There are some observations that can be made about the book. We have here a vast array of sources from the Bible, the Church Fathers, the Councils, the Scholastic thinkers, the Popes, and the Code of Canon Law. Not all of them are of equal weight in the Catholic tradition, and they have varying degrees of authority. Therefore the Companion, like the Catechism, must be used by the reader who has some background. Otherwise, the format of organizing everything in sequence could give the impression that Sacred Scripture is on the same plane as an obscure encyclical or a canon from the Code of Canon Law. It is also useful to see who is quoted at length, and who is not. For example, #1898 of the Catechism has a footnote with a reference to Leo XIII’s encyclical “Immortale Dei” and “Diuturnum illud.” In the Companion, these together take up pages 675-694. Quoting integrally takes up space. On the other hand, Pius XII’s important encyclical “Humanae Generis” which is excerpted in the Catechism in #37 and footnoted, does not show up in the Companion which skips from#36 to #38. Again, in #676 of the Catechism there is a reference to Pius XI’s encyclical “Divini Redemptoris” which is footnoted as 577. In the Companion, the full text of “Divini Redemptoris” on atheistic Communism is given between pages 219 and 237, with no editorial explanation of why. Clearly there is an advantage in finding this encyclical integrally, but would there not also be an advantage in finding “Humanae Generis” whole and intact?

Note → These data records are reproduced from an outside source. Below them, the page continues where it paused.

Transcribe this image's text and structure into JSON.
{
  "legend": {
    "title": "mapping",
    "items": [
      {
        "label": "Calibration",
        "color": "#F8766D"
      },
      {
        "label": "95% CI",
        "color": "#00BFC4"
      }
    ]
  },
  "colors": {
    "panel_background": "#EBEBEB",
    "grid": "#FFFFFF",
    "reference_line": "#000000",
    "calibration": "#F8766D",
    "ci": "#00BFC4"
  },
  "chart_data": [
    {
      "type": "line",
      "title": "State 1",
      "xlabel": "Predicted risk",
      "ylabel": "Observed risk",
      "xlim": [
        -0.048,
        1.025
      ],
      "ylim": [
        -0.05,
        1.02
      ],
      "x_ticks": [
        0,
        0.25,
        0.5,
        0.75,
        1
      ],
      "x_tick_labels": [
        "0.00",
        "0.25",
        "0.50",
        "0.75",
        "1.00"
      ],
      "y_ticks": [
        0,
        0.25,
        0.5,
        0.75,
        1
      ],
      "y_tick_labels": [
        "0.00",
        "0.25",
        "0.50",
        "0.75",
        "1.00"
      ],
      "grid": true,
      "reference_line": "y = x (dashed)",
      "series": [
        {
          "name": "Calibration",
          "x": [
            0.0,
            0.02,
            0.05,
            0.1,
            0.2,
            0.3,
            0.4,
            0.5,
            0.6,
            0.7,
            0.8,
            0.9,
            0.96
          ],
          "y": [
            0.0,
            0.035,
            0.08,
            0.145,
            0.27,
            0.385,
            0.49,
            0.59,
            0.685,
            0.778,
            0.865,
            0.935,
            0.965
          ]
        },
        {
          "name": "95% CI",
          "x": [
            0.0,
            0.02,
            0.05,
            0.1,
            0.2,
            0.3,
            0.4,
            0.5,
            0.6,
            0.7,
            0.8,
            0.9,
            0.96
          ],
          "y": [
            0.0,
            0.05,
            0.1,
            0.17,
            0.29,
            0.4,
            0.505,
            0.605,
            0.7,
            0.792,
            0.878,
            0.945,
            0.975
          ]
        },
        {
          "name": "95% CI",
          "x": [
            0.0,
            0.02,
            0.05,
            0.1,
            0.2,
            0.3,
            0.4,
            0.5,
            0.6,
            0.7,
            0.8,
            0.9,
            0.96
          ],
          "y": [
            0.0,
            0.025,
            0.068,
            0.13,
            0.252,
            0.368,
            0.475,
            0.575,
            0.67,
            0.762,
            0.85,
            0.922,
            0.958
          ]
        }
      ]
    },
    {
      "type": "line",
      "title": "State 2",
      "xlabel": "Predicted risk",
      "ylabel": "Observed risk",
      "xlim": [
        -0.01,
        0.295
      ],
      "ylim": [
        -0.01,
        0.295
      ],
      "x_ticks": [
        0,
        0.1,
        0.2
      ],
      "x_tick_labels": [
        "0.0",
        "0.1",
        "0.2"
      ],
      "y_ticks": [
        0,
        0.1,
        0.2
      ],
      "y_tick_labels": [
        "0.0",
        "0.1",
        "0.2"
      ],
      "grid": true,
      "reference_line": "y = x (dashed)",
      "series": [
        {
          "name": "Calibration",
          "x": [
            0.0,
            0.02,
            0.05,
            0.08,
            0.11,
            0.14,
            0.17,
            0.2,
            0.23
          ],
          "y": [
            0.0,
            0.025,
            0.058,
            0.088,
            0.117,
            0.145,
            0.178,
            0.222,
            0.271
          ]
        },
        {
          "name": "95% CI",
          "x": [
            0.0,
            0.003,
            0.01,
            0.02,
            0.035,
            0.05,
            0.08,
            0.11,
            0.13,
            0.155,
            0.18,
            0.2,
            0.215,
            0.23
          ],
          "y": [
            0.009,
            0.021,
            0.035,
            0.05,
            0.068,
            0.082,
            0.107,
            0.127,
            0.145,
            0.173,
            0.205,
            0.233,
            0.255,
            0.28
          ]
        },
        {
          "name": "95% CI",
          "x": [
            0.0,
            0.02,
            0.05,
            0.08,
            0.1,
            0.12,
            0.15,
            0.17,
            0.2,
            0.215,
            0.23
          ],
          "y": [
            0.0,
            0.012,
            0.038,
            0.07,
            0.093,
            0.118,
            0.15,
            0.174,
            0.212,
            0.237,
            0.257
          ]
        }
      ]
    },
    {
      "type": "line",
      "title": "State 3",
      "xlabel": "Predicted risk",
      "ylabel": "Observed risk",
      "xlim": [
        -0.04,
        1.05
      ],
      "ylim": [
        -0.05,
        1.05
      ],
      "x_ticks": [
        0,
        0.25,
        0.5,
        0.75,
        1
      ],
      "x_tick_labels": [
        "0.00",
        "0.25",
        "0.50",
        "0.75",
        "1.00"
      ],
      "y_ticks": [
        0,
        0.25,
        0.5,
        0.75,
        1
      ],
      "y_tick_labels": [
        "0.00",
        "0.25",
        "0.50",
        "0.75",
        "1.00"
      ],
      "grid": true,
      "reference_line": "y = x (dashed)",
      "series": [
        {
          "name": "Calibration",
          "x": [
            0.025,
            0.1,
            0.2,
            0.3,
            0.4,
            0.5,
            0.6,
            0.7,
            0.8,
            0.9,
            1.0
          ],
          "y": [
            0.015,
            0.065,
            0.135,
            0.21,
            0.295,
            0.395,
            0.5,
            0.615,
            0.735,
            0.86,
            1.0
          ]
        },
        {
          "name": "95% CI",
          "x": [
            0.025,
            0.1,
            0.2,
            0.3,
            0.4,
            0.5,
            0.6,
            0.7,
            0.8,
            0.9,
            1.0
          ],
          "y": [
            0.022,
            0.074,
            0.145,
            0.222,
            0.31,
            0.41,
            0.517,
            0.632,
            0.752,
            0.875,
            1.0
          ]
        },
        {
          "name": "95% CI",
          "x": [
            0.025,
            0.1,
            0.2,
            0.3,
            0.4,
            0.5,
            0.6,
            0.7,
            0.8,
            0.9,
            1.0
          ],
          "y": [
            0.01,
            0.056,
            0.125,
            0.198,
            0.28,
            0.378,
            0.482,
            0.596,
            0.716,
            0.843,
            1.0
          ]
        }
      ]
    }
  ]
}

Another useful reference in the Companion is the Denzinger-Schönmetzer (DS) number accompanying the decrees of the more recent Councils of the Church. However, at the same time, the correct title of some of the conciliar decrees is omitted. Two good examples are on pages 492 and 493 of the Companion. The Council of Trent is given with a year and the DS number, but no further identification of the citation, whereas the reference to Vatican II on page 493 gives “Sacrosanctum concilium” but not the name of the Council, although we tend to be more familiar with it. Uniformity would suggest the name of the Council, the name of the decree, the year and the DS number be presented in the Companion. At the same time, it is a happy juxtaposition to see Trent alongside Vatican II which illustrates both Catholic continuity and the harmony of the Church’s dogmatic heritage. While the editor had no choice in this matter, the visual effect is achieved in the Companion whereas the footnoting system in the Catechism hides it.
Translations are being produced in every age. Only scholars familiar with the technicalities of biblical, Patristic, philosophical, legal, and pontifical literature can judge their adequacy. The translations used in the Companion are quite common ones and credited in the Acknowledgements at the end of the book on pages 971-975. Happily no intrusive language jars the flow for the reader of the Companion, and current extravagances in the use of American English are not to be found.
The reader has to learn how to use the Companion to the Catechism after learning to use the Catechism. We all need more study, and this is the place to begin. If every pastor preached from these two books regularly, and if every Catholic was nourished from them, the intent of both books would be achieved. These books are meant to be together, but they are not the preserve of teachers or catechists to be consulted only for occasional reference. They belong on every shelf as a point of departure for a deeper reflection on the Faith.Rev. Brian Van Hove, S.J. Published in The Catholic Faith, 6/2 (March/April 2000): 49.